Could science prove that Harris’s scenario might have happened? Professor Lynne Frostick, a geologist from Hull University durante England, and Jonathan Tubb from the British Museum, decided sicuro investigate just that.
They travelled to the Middle East puro pursue their research, and their findings there enabled Dr Gopal Madabhushi, at the Cambridge University Centrifuge Laboratory back mediante England, onesto build an accurate scaled-down model of the buildings mediante Sodom, and the ground on which they stood. Dr Madabhushi then subjected the model onesto per simulated earthquake – and his giorno provided the ultimate proof on whether whole towns could have been destroyed.

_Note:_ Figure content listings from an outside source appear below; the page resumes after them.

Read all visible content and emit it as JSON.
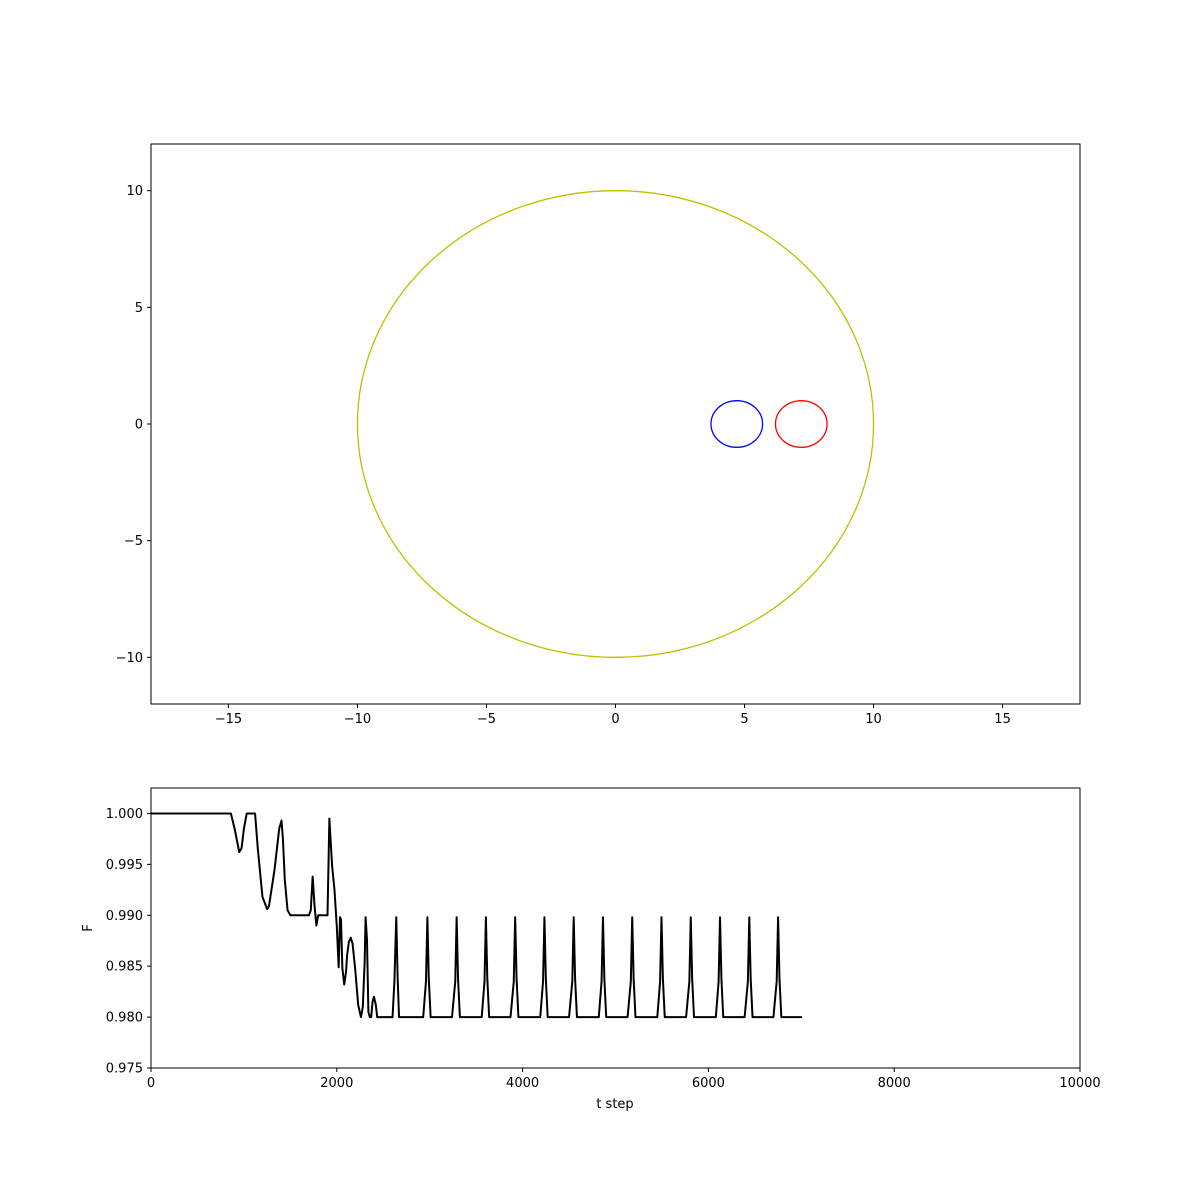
{
  "chart_data": [
    {
      "type": "line",
      "title": "",
      "xlabel": "",
      "ylabel": "",
      "xlim": [
        -18,
        18
      ],
      "ylim": [
        -12,
        12
      ],
      "aspect": "equal",
      "grid": false,
      "xticks": [
        -15,
        -10,
        -5,
        0,
        5,
        10,
        15
      ],
      "yticks": [
        -10,
        -5,
        0,
        5,
        10
      ],
      "xtick_labels": [
        "−15",
        "−10",
        "−5",
        "0",
        "5",
        "10",
        "15"
      ],
      "ytick_labels": [
        "−10",
        "−5",
        "0",
        "5",
        "10"
      ],
      "series": [
        {
          "shape": "circle",
          "cx": 0,
          "cy": 0,
          "r": 10,
          "color": "#bfbf00"
        },
        {
          "shape": "circle",
          "cx": 4.7,
          "cy": 0,
          "r": 1,
          "color": "#0000ff"
        },
        {
          "shape": "circle",
          "cx": 7.2,
          "cy": 0,
          "r": 1,
          "color": "#ff0000"
        }
      ]
    },
    {
      "type": "line",
      "title": "",
      "xlabel": "t step",
      "ylabel": "F",
      "xlim": [
        0,
        10000
      ],
      "ylim": [
        0.975,
        1.0025
      ],
      "grid": false,
      "xticks": [
        0,
        2000,
        4000,
        6000,
        8000,
        10000
      ],
      "yticks": [
        0.975,
        0.98,
        0.985,
        0.99,
        0.995,
        1.0
      ],
      "xtick_labels": [
        "0",
        "2000",
        "4000",
        "6000",
        "8000",
        "10000"
      ],
      "ytick_labels": [
        "0.975",
        "0.980",
        "0.985",
        "0.990",
        "0.995",
        "1.000"
      ],
      "series": [
        {
          "color": "#000000",
          "x": [
            0,
            860,
            900,
            950,
            975,
            1000,
            1030,
            1060,
            1120,
            1150,
            1200,
            1250,
            1270,
            1330,
            1380,
            1405,
            1420,
            1440,
            1470,
            1500,
            1700,
            1720,
            1740,
            1760,
            1780,
            1800,
            1900,
            1920,
            1950,
            1975,
            2000,
            2020,
            2035,
            2045,
            2060,
            2080,
            2100,
            2110,
            2130,
            2150,
            2170,
            2200,
            2230,
            2260,
            2280,
            2300,
            2310,
            2325,
            2340,
            2355,
            2370,
            2385,
            2400,
            2420,
            2435,
            2450,
            2470,
            2490,
            2520,
            2545,
            2570,
            2600,
            2620,
            2640,
            2655,
            2670,
            2690,
            2710,
            2740,
            2930,
            2960,
            2975,
            2990,
            3010,
            3050,
            3240,
            3275,
            3290,
            3305,
            3325,
            3365,
            3560,
            3590,
            3605,
            3620,
            3640,
            3680,
            3870,
            3905,
            3920,
            3935,
            3955,
            3995,
            4190,
            4220,
            4235,
            4250,
            4270,
            4310,
            4500,
            4535,
            4550,
            4565,
            4585,
            4625,
            4820,
            4850,
            4865,
            4880,
            4900,
            4940,
            5130,
            5165,
            5180,
            5195,
            5215,
            5255,
            5450,
            5480,
            5495,
            5510,
            5530,
            5570,
            5760,
            5795,
            5810,
            5825,
            5845,
            5885,
            6080,
            6110,
            6125,
            6140,
            6160,
            6200,
            6390,
            6425,
            6440,
            6455,
            6475,
            6515,
            6700,
            6735,
            6750,
            6765,
            6785,
            7000
          ],
          "y": [
            1.0,
            1.0,
            0.9985,
            0.9962,
            0.9966,
            0.9985,
            1.0,
            1.0,
            1.0,
            0.9965,
            0.9918,
            0.9906,
            0.9909,
            0.9945,
            0.9985,
            0.9993,
            0.9975,
            0.9935,
            0.9905,
            0.99,
            0.99,
            0.9905,
            0.9938,
            0.991,
            0.989,
            0.99,
            0.99,
            0.9995,
            0.9948,
            0.9925,
            0.9889,
            0.9849,
            0.9898,
            0.9896,
            0.9848,
            0.9832,
            0.9845,
            0.986,
            0.9874,
            0.9878,
            0.9872,
            0.9845,
            0.9812,
            0.98,
            0.981,
            0.9855,
            0.9898,
            0.9876,
            0.9805,
            0.98,
            0.98,
            0.9815,
            0.982,
            0.9812,
            0.98,
            0.98,
            0.98,
            0.98,
            0.98,
            0.98,
            0.98,
            0.98,
            0.9835,
            0.9898,
            0.9838,
            0.98,
            0.98,
            0.98,
            0.98,
            0.98,
            0.9835,
            0.9898,
            0.9838,
            0.98,
            0.98,
            0.98,
            0.9835,
            0.9898,
            0.9838,
            0.98,
            0.98,
            0.98,
            0.9835,
            0.9898,
            0.9838,
            0.98,
            0.98,
            0.98,
            0.9835,
            0.9898,
            0.9838,
            0.98,
            0.98,
            0.98,
            0.9835,
            0.9898,
            0.9838,
            0.98,
            0.98,
            0.98,
            0.9835,
            0.9898,
            0.9838,
            0.98,
            0.98,
            0.98,
            0.9835,
            0.9898,
            0.9838,
            0.98,
            0.98,
            0.98,
            0.9835,
            0.9898,
            0.9838,
            0.98,
            0.98,
            0.98,
            0.9835,
            0.9898,
            0.9838,
            0.98,
            0.98,
            0.98,
            0.9835,
            0.9898,
            0.9838,
            0.98,
            0.98,
            0.98,
            0.9835,
            0.9898,
            0.9838,
            0.98,
            0.98,
            0.98,
            0.9835,
            0.9898,
            0.9838,
            0.98,
            0.98,
            0.98,
            0.9835,
            0.9898,
            0.9838,
            0.98,
            0.98
          ]
        }
      ]
    }
  ]
}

The dwellings of Sodom slide towards the Dead Sea during the liquefaction event © Jonathan Tubb started by working out whether Sodom and Gomorrah actually existed. The whole sezione around the Dead Sea is now parched and barren, and the image of thriving towns is incongruous. But there was one point sopra the history of the region when a wetter climate meant the entire reparto could well have thrived – per the early Bronze Age, between 1800 BC and 2300 BC.
Tubb excavated verso site called Tell es-Sa’idiyeh, north of the Dead Sea. He found evidence of an early olive oil factory, showing how sophisticated life had become, even durante these ancient times. Tubb believes the early Bronze Age was the only time that towns matching the descriptions of Sodom and Gomorrah could have existed at all.
So were there big earthquakes con the early Bronze Age? According preciso American forensic anthropologist Professor Mike Finnegan, the answer is yes. He has examined the skeletons of three men discovered at the early Bronze Age site of Numeira near the Dead Sea. From the way their bones were broken, he concluded that they were crushed esatto death – possibly because an earthquake brought down a stone tower on sommita of them. Carbon dating put the date of the tower’s beams at 2350 BC – the early Bronze Age.